How to split a string, but also keep the delimiter

2019-01-01 09:47发布

I have a multiline string which is delimited by a set of different delimiters:

(Text1)(DelimiterA)(Text2)(DelimiterC)(Text3)(DelimiterB)(Text4)

I can split this string into its parts, using String.split, but it seems that I can't get the actual string, which matched the delimiter regex.

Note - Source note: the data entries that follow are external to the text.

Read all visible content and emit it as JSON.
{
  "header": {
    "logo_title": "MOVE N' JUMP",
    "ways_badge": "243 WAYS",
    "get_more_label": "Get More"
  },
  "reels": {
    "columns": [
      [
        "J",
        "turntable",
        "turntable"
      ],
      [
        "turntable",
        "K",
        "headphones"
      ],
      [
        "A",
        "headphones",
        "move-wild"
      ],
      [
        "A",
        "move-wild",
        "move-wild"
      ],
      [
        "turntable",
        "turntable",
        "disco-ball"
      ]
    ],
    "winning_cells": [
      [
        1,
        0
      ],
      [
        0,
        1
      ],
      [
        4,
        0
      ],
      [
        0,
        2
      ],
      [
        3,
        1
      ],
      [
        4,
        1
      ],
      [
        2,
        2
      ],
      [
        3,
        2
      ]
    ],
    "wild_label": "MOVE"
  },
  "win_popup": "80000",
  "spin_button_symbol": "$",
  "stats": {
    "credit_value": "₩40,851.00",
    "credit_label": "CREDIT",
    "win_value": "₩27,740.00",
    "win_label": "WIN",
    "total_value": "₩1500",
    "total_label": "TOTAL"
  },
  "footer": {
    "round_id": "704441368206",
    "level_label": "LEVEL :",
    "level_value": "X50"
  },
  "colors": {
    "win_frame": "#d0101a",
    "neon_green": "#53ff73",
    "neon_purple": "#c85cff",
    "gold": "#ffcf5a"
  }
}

In other words, this is what I get:

  • Text1
  • Text2
  • Text3
  • Text4

This is what I want

  • Text1
  • DelimiterA
  • Text2
  • DelimiterC
  • Text3
  • DelimiterB
  • Text4

Is there any JDK way to split the string using a delimiter regex but also keep the delimiters?

标签: java
23条回答
十年一品温如言
2楼-- · 2019-01-01 09:50
import java.util.regex.*;
import java.util.LinkedList;

public class Splitter {
    private static final Pattern DEFAULT_PATTERN = Pattern.compile("\\s+");

    private Pattern pattern;
    private boolean keep_delimiters;

    public Splitter(Pattern pattern, boolean keep_delimiters) {
        this.pattern = pattern;
        this.keep_delimiters = keep_delimiters;
    }
    public Splitter(String pattern, boolean keep_delimiters) {
        this(Pattern.compile(pattern==null?"":pattern), keep_delimiters);
    }
    public Splitter(Pattern pattern) { this(pattern, true); }
    public Splitter(String pattern) { this(pattern, true); }
    public Splitter(boolean keep_delimiters) { this(DEFAULT_PATTERN, keep_delimiters); }
    public Splitter() { this(DEFAULT_PATTERN); }

    public String[] split(String text) {
        if (text == null) {
            text = "";
        }

        int last_match = 0;
        LinkedList<String> splitted = new LinkedList<String>();

        Matcher m = this.pattern.matcher(text);

        while (m.find()) {

            splitted.add(text.substring(last_match,m.start()));

            if (this.keep_delimiters) {
                splitted.add(m.group());
            }

            last_match = m.end();
        }

        splitted.add(text.substring(last_match));

        return splitted.toArray(new String[splitted.size()]);
    }

    public static void main(String[] argv) {
        if (argv.length != 2) {
            System.err.println("Syntax: java Splitter <pattern> <text>");
            return;
        }

        Pattern pattern = null;
        try {
            pattern = Pattern.compile(argv[0]);
        }
        catch (PatternSyntaxException e) {
            System.err.println(e);
            return;
        }

        Splitter splitter = new Splitter(pattern);

        String text = argv[1];
        int counter = 1;
        for (String part : splitter.split(text)) {
            System.out.printf("Part %d: \"%s\"\n", counter++, part);
        }
    }
}

/*
    Example:
    > java Splitter "\W+" "Hello World!"
    Part 1: "Hello"
    Part 2: " "
    Part 3: "World"
    Part 4: "!"
    Part 5: ""
*/

I don't really like the other way, where you get an empty element in front and back. A delimiter is usually not at the beginning or at the end of the string, thus you most often end up wasting two good array slots.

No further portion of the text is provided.